“O debate sobre as UPPs (Unidades de Polícia Pacificadora) é muito mais complexo do que a discussão se a polícia é boa ou não”, disparou o deputado estadual Marcelo Freixo (PSOL-RJ), na mesa redonda sobre Segurança Pública e Direito à Cidade: Pronasci e UPPs, realizada no dia 27 de maio, no campus da PUC-Rio. O debate foi organizado pelo Departamento de Sociologia e Política e pelo Centro de Estudos de Direito e Sociedade do Iuperj.

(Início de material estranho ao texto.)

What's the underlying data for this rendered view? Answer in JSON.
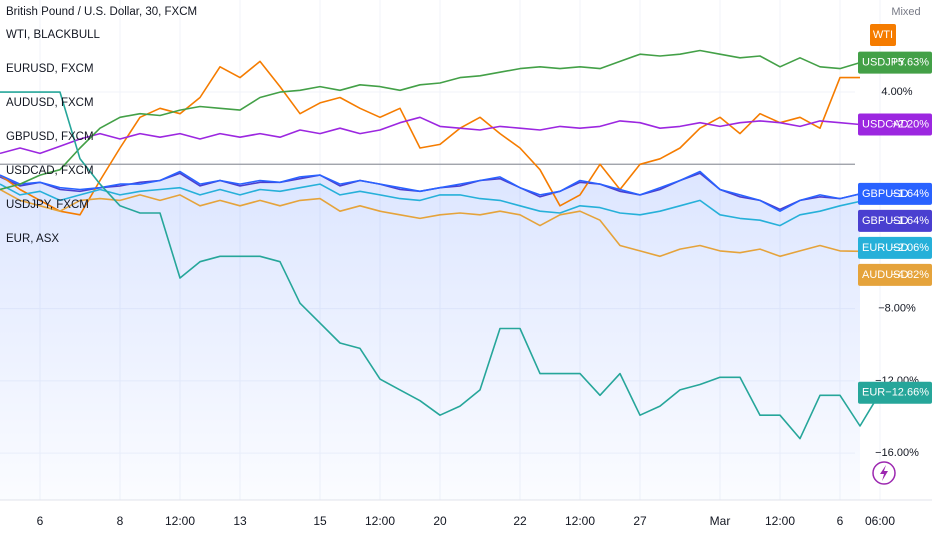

Atualmente, há UPPs em sete favelas do Rio de Janeiro: Cidade de Deus, Babilônia, Chapéu Mangueira, Santa Marta, Jardim Batan, Pavão-Pavãozinho e Cantagalo. Segundo o deputado, a discussão em torno das unidades de polícia está relacionada a uma nova concepção de cidade e a assuntos polêmicos como a construção de muros, de barreiras acústicas e a remoção nas áreas de risco.
– A palavra “remoção” é utilizada apenas para cadáver, lixo e favela. Isso é sintomático. Me preocupa muito a ideia de que, por meio da polícia, vamos colonizar as favelas. Levar o modelo de civilidade que queremos para os outros, para os “bárbaros” – disse – O problema é que nenhum projeto que recai sobre a favela é debatido antes com a própria favela.
Ele ressaltou que questionar as UPPs não significa optar pelo tráfico de drogas. Para Freixo, não é possível conciliar a polícia que pacifica e a polícia que mata.
– Hoje, a polícia do Rio mata três pessoas por dia. O “caveirão” (veículo blindado utilizado pela polícia) entra todos os dias
Segundo ele, dos 26 projetos previstos pelo Programa Nacional de Segurança Pública com Cidadania (Pronasci) para o Rio, apenas dois foram viabilizados: a compra de um helicóptero blindado e veículos para a Delegacia da Mulher. “Entre o que se propõe e o que é feito, existe uma grande distância”, disse o deputado, que também é presidente da Comissão de Direitos Humanos na Câmara estadual. Freixo citou a descrição que Euclides da Cunha fez de um momento da Guerra de Canudos, no livro Os sertões: “Eram quatro apenas: um velho, dois homens feitos e uma criança, na frente dos quais rugiam raivosamente 5 mil soldados”.
– Isso nos lembra a atual lógica militar. Apenas com soldados raivosos é possível lidar com os diferentes, com os que desafiam a ordem – provocou.
O professor do Departamento de Sociologia e Política Marcelo Burgos, mediador da mesa redonda, acredita que há um vínculo estreito pouco discutido entre o Pronasci e as UPPs. Implantado em 2007, o programa atua em 22 estados e tem o objetivo de reduzir a violência urbana, unindo políticas de segurança e ações sociais. Uma das exigências básicas do Pronasci é a criação de conselhos de segurança pública e de planos municipais de segurança.
– Concordo com o governador Sergio Cabral quando diz que o Pronasci é uma espécie de pai e mãe das UPPs – afirmou – Por causa das Olimpíadas, principalmente, o tema da ordem está posto mais para o Rio do que para o Brasil. A ordem, claro, é bem-vinda, desde que não limite a liberdade. A “politização” das UPPs é perigosa. Logo, o debate deve ser aprofundado.
Para o presidente da Associação de Moradores do Bairro Peixoto, Juliano Vianna, vivemos um período de reconstrução do Rio. Vianna também é membro do Círculo Cultural da Ladeira dos Tabajaras, em Copacabana, e acredita ser necessário que os moradores se manifestem na cena política, “se não nada muda”.
– O problema das UPPs não está nas unidades em si, mas em seu entorno, nas comunidades cujas associações de moradores se voltam apenas para os benefícios sociais obtidos por meio das ONGs – afirmou.
De acordo com a antropóloga da UFF Gláucia Mouzinho, a atual política de segurança pública do Rio não é nova, começou a ser elaborada no plano de segurança do governo Fernando Henrique Cardoso.
– Essa é uma política de continuidade. Se vai dar errado como aconteceu com a saúde pública é outra questão – disse a pesquisadora.